[OpenAFS] Puzzler: lack of access to AFS files

Jeffrey Altman jaltman@secure-endpoints.com
Mon, 17 Dec 2007 15:12:31 -0500


Rodney M. Dyer wrote:
> At 02:28 PM 12/17/2007, Jeffrey Altman wrote:
>> For each file operation CIFS sends anywhere from three to five requests.
>>  As a result there is significant overhead that increases the round trip
>> time and limits the overall throughput.
> 
> What I'm getting at is that once a 100 MB file is opened and is being
> actively read from the server, if at any time your CPU is idle op'ing,
> waiting on the file contents from the server, then there is nothing you
> can do to improve on that.  CPUs and memory bandwidth are so fast these
> days that the biggest "cost" is in I/O where the CPU sits and idles its
> time away.  The only thing you do by improving the fetch/request
> algorithm is make Windows more efficient at performing other application
> operations, not your own.

That is not true at all.   If the CIFS interface reads 64KB at a time
and refuses to request the next 64KB until the previous one has been
delivered and the CM is reading 1MB at a time, then there is significant
overhead caused by the CIFS interface.  Why should I lose hundreds of
microseconds per 64KB simply because the CIFS protocol is dumb?

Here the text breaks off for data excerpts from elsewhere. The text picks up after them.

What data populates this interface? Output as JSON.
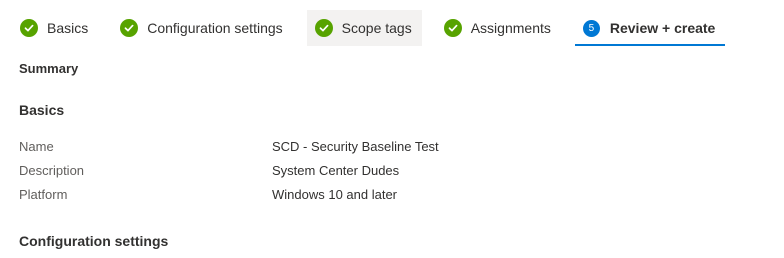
{
  "wizard": {
    "steps": [
      {
        "label": "Basics",
        "state": "complete"
      },
      {
        "label": "Configuration settings",
        "state": "complete"
      },
      {
        "label": "Scope tags",
        "state": "complete"
      },
      {
        "label": "Assignments",
        "state": "complete"
      },
      {
        "label": "Review + create",
        "state": "current",
        "number": "5"
      }
    ]
  },
  "summary": {
    "title": "Summary",
    "basics": {
      "heading": "Basics",
      "fields": [
        {
          "label": "Name",
          "value": "SCD - Security Baseline Test"
        },
        {
          "label": "Description",
          "value": "System Center Dudes"
        },
        {
          "label": "Platform",
          "value": "Windows 10 and later"
        }
      ]
    },
    "configuration_heading": "Configuration settings"
  },
  "colors": {
    "complete": "#57a300",
    "accent": "#0078d4",
    "hover_bg": "#f3f2f1"
  },
  "icons": {
    "complete": "checkmark-circle-icon",
    "current": "step-number-icon"
  }
}
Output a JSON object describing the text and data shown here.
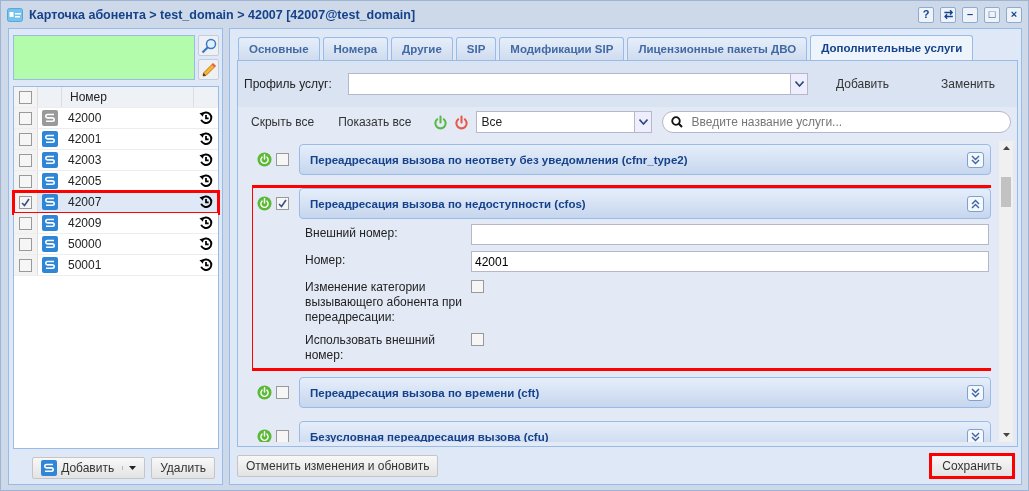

>> > On a related note, I've always wondered why the AFS file servers do not
>> > have "read cache" on the server side, so when one person requests a
>> > file, the second person sees the same file from the servers cache.  Or
>> > is that handled by the server OS cache (via the swap)?
>>
>> I would hope your file server's operating system provides file caching.
> 
> Block caching, not file caching.  The problem here is that the OS cache
> can't see inside the contents of the vicep to perform file cache
> operations.

You wouldn't do file caching in the file server.  you would perform
block caching.   I'm not going to cache a 250GB file, I'm going to cache
that parts of the file that have been used recently.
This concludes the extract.